Dava sonunda, borçlunun haklı bulunması durumunda, takip iptal edilir, davacı borçlu talep ettiyse alacağın %20’sinden aşağı olmayan bir tazminata da hak kazanır.
Dava sonunda alacaklının haklı bulunması durumunda, takip kaldığı yerden devam eder. Alacaklı talep ettiyse, mahkeme alacaklı lehine alacağın %20’sinden az olmayan bir tazminata da hükmeder. Şayet alacaklının uğradığı zarar bu tazminat miktarından fazla ise davacı bu zararı da karşılamakla mükelleftir.
İspat Yükü
Davada ispat yükü, borçlu olmadığını kanıtlamaya çalışan borçlunun yani davacının üzerindedir.
Yetkili ve Görevli Mahkeme
Menfi tespit davasında görevli mahkeme takip konusu alacağın nevine göre belirlenir.

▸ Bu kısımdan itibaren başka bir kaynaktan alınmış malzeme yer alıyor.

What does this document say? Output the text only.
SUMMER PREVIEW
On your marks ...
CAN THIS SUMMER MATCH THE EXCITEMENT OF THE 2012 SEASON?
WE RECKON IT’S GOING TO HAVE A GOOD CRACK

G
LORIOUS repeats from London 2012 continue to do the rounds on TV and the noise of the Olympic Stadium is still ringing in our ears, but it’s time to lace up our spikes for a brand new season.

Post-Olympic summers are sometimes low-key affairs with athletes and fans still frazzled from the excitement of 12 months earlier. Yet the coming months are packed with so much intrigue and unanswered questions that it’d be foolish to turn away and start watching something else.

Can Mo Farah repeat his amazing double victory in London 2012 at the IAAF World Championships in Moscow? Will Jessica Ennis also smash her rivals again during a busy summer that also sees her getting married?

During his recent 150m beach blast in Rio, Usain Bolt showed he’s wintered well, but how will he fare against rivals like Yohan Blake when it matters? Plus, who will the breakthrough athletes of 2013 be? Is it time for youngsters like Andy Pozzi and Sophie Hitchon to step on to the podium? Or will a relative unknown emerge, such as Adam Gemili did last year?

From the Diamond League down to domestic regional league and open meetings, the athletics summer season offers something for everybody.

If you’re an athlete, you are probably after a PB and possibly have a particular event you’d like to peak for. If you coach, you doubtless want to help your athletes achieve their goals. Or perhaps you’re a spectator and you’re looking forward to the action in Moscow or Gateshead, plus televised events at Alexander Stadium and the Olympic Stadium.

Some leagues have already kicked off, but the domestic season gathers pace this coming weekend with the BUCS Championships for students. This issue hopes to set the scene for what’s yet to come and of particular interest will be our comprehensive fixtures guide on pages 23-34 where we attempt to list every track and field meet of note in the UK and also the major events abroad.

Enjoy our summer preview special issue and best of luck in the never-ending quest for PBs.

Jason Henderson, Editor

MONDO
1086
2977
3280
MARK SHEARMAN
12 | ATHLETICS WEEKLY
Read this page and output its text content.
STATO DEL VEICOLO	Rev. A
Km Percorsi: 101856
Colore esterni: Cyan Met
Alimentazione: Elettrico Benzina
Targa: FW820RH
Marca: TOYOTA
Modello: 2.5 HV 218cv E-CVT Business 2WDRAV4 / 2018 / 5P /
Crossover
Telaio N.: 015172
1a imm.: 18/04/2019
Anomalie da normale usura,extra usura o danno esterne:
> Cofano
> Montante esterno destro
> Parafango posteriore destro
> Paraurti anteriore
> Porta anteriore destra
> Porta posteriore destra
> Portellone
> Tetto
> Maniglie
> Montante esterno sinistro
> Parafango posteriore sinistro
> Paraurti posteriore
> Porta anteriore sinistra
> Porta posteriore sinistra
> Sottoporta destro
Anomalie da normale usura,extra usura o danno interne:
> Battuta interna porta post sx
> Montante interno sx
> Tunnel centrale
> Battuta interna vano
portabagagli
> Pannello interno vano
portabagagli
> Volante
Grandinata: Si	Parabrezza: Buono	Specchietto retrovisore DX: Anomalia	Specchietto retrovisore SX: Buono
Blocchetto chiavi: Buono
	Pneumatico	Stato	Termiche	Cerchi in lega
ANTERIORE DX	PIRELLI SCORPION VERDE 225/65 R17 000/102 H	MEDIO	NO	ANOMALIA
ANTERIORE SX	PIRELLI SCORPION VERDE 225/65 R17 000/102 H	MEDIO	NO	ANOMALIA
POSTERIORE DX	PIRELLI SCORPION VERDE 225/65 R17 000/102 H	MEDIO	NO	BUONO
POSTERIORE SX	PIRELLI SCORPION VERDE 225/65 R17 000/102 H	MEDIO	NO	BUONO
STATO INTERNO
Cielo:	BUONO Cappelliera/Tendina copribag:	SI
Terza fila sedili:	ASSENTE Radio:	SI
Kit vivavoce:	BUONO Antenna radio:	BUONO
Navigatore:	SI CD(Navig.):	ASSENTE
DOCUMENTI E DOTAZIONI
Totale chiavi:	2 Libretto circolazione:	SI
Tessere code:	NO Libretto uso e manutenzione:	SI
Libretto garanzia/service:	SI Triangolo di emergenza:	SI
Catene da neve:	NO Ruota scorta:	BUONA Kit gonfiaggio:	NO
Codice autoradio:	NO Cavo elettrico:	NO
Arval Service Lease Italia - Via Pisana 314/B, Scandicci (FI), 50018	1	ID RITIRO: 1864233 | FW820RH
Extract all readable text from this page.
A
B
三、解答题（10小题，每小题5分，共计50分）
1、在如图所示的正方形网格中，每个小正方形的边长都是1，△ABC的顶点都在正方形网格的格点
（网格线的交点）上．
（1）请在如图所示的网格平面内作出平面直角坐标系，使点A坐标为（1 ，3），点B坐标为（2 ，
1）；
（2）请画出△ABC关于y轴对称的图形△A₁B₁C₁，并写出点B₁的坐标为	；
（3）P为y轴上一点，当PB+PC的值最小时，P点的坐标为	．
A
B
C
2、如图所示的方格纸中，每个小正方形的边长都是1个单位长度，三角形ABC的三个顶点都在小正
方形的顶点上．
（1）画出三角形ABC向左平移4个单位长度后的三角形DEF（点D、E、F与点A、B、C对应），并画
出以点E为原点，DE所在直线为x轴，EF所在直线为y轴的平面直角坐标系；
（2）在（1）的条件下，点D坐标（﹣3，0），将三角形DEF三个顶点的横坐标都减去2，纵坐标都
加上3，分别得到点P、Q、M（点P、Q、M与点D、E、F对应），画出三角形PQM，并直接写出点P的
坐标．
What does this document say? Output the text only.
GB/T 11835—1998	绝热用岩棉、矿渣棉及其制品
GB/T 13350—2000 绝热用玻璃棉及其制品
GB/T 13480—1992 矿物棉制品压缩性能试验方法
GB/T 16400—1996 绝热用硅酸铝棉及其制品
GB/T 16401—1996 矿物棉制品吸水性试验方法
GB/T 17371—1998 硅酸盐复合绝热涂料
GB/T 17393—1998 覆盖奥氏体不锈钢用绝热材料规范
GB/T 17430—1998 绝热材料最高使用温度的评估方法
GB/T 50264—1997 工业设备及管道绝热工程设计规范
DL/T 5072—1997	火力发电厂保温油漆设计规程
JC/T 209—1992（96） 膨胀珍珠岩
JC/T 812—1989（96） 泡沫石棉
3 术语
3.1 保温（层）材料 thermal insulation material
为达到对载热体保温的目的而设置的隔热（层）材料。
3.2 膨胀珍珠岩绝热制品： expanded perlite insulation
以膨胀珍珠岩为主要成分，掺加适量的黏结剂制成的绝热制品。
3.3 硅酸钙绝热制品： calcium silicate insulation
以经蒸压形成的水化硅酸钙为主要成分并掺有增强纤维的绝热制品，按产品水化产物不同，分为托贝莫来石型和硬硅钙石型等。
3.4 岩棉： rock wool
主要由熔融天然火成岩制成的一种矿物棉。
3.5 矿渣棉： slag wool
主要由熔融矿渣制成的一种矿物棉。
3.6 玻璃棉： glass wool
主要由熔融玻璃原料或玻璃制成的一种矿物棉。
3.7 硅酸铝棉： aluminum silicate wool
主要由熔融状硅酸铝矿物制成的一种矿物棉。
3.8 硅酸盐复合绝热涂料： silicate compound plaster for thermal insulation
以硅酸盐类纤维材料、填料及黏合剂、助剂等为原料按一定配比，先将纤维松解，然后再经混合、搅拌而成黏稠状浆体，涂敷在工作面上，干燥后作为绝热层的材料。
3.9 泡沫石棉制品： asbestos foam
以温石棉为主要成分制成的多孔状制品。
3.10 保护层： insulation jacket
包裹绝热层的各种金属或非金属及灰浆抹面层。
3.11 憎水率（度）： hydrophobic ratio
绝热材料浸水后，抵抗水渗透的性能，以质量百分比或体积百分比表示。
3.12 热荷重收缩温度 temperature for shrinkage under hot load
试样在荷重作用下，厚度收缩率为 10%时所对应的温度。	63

Alacak eğer bir ticari uyuşmazlığa ilişkin ise dava asliye ticaret mahkemelerinde açılır.
Yetkili mahkeme ise icra takibinin başlatıldığı yer mahkemesi ya da davalının yerleşim yeri mahkemesidir.
Zamanaşımı
İcra takibinden önce açılan menfi tespit davası için bir süre sınırı yoktur.
İcra takibinden sonra açılan menfi tespit davasında, borçlu eğer alacağı öderse, ödeme yapılan tarihten itibaren 1 sene içinde bu davayı açmak zorundadır. Menfi tespit davası olarak açılan borçtan kurtulma davasında, borçlu alacağı öderse, dava istirdat davasına dönüşür. (İstirdat davaları bir sonraki yazımızın konusu)
**Menfi tespit davasında mahkemece verilen karar kesinleşmeden icraya konulamaz.